> which is blatantly a lie - they merely edited his words to bring together two distinct sentences in a misleading manner
I think merely is not the right word to use. For example, let’s say I say
in https://news.ycombinator.com/item?id=46285977, ndsipa_pomu wrote “I […] think the lawsuit has merit as […] it seems […] to have made any difference to people's opinions of Trump”
, isn’t that having ndsipa_pomu say things they never said?
I get your point, but that's just editing text and I did not "say" those words, but typed them - the BBC was broadcasting parts of Trump's speech, so it is literally his words. Also, that's a lot more editing with your example and doesn't entirely make sense without the "not" - there's also the argument that deliberately leaving out negations is a malicious attempt to change the meaning.
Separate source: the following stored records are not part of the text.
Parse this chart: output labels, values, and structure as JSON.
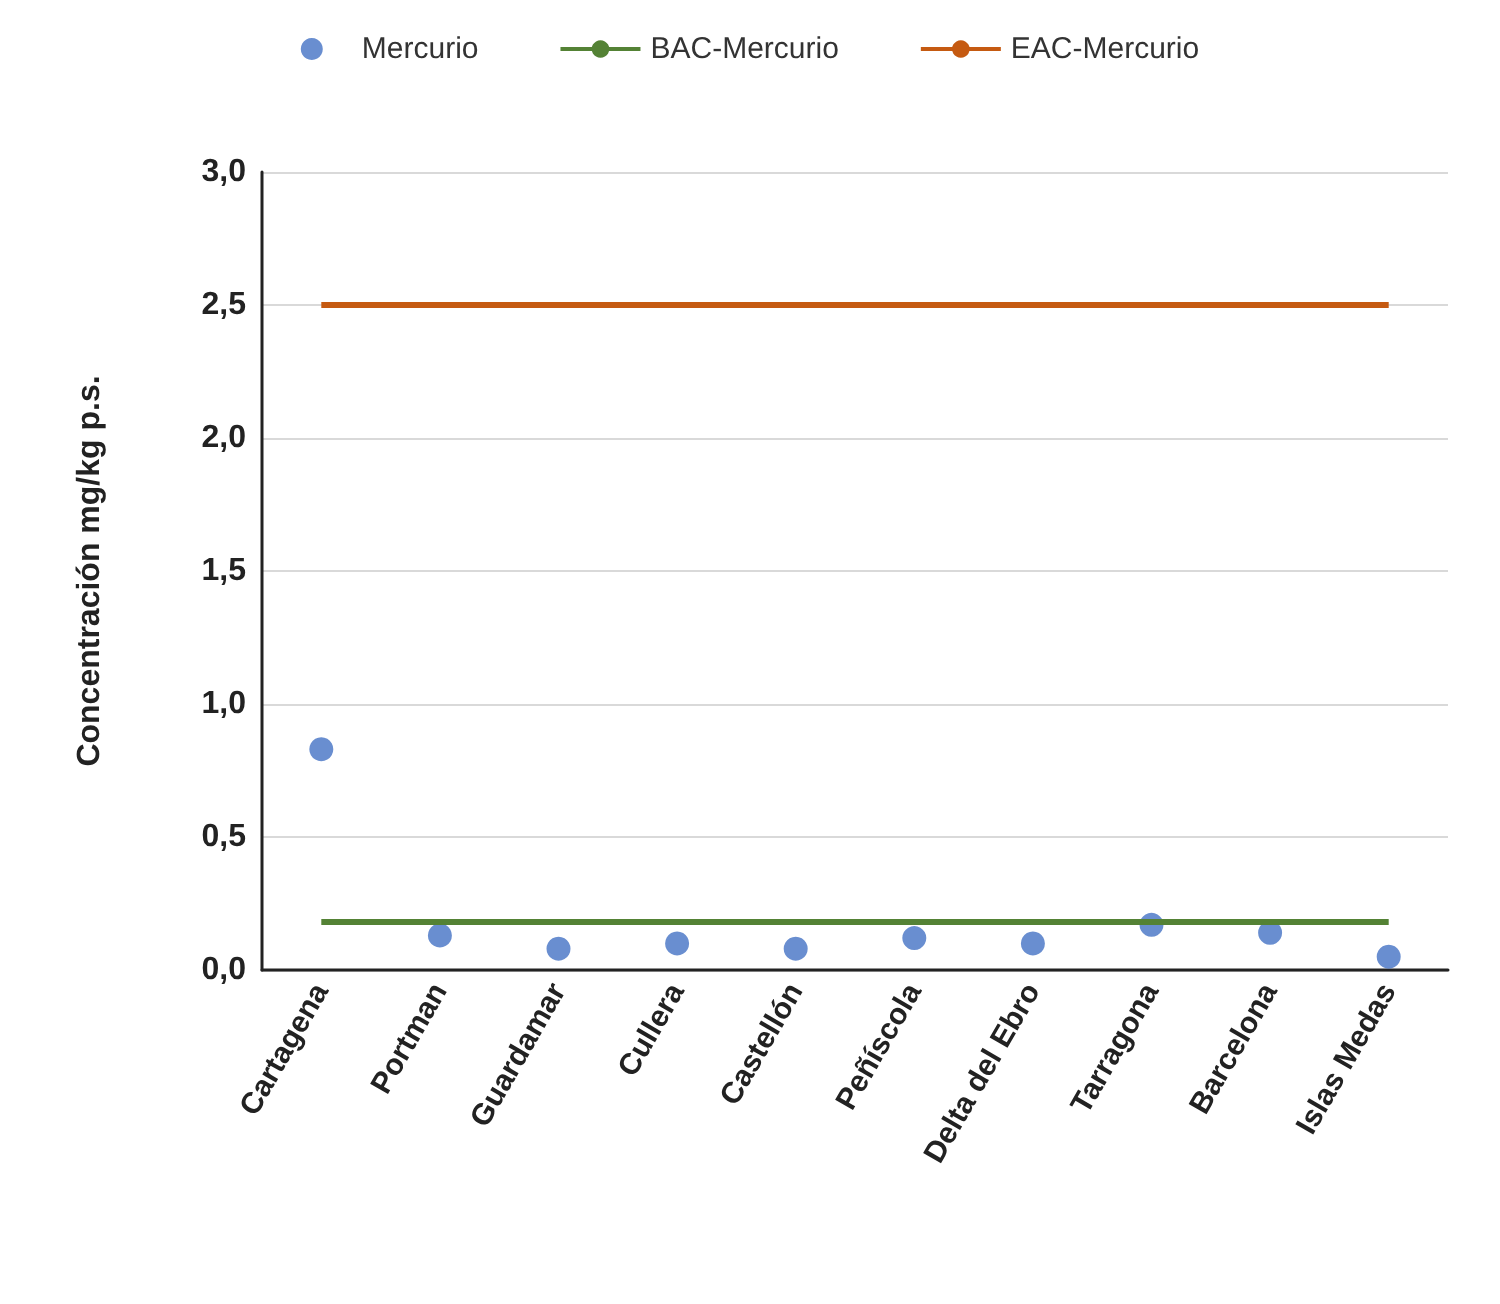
{
  "chart_data": {
    "type": "scatter",
    "ylabel": "Concentración mg/kg p.s.",
    "categories": [
      "Cartagena",
      "Portman",
      "Guardamar",
      "Cullera",
      "Castellón",
      "Peñíscola",
      "Delta del Ebro",
      "Tarragona",
      "Barcelona",
      "Islas Medas"
    ],
    "series": [
      {
        "name": "Mercurio",
        "color": "#4472c4",
        "marker": "circle",
        "values": [
          0.83,
          0.13,
          0.08,
          0.1,
          0.08,
          0.12,
          0.1,
          0.17,
          0.14,
          0.05
        ]
      },
      {
        "name": "BAC-Mercurio",
        "type": "line",
        "color": "#548235",
        "marker": "none",
        "values": [
          0.18,
          0.18,
          0.18,
          0.18,
          0.18,
          0.18,
          0.18,
          0.18,
          0.18,
          0.18
        ]
      },
      {
        "name": "EAC-Mercurio",
        "type": "line",
        "color": "#c55a11",
        "marker": "none",
        "values": [
          2.5,
          2.5,
          2.5,
          2.5,
          2.5,
          2.5,
          2.5,
          2.5,
          2.5,
          2.5
        ]
      }
    ],
    "ylim": [
      0,
      3
    ],
    "yticks": [
      {
        "value": 0,
        "label": "0,0"
      },
      {
        "value": 0.5,
        "label": "0,5"
      },
      {
        "value": 1,
        "label": "1,0"
      },
      {
        "value": 1.5,
        "label": "1,5"
      },
      {
        "value": 2,
        "label": "2,0"
      },
      {
        "value": 2.5,
        "label": "2,5"
      },
      {
        "value": 3,
        "label": "3,0"
      }
    ],
    "grid": "y",
    "legend": "top"
  }
}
The BBC editing was "merely" snipping out a bit in the middle - likely due to time constraints. I don't agree with their editing, but it's not in the same ballpark as your example.
Incidentally, I have previously raised a complaint with the BBC for one of their news articles when they edited a bike cam video by snipping out a bit in the middle. The removed part showed an aggressive driver performing a dangerous close pass on a group of cyclists, so without that, it made it look like the cyclists were hassling the driver for no reason.
I think merely is not the right word to use. For example, let’s say I say
in https://news.ycombinator.com/item?id=46285977, ndsipa_pomu wrote “I […] think the lawsuit has merit as […] it seems […] to have made any difference to people's opinions of Trump”
, isn’t that having ndsipa_pomu say things they never said?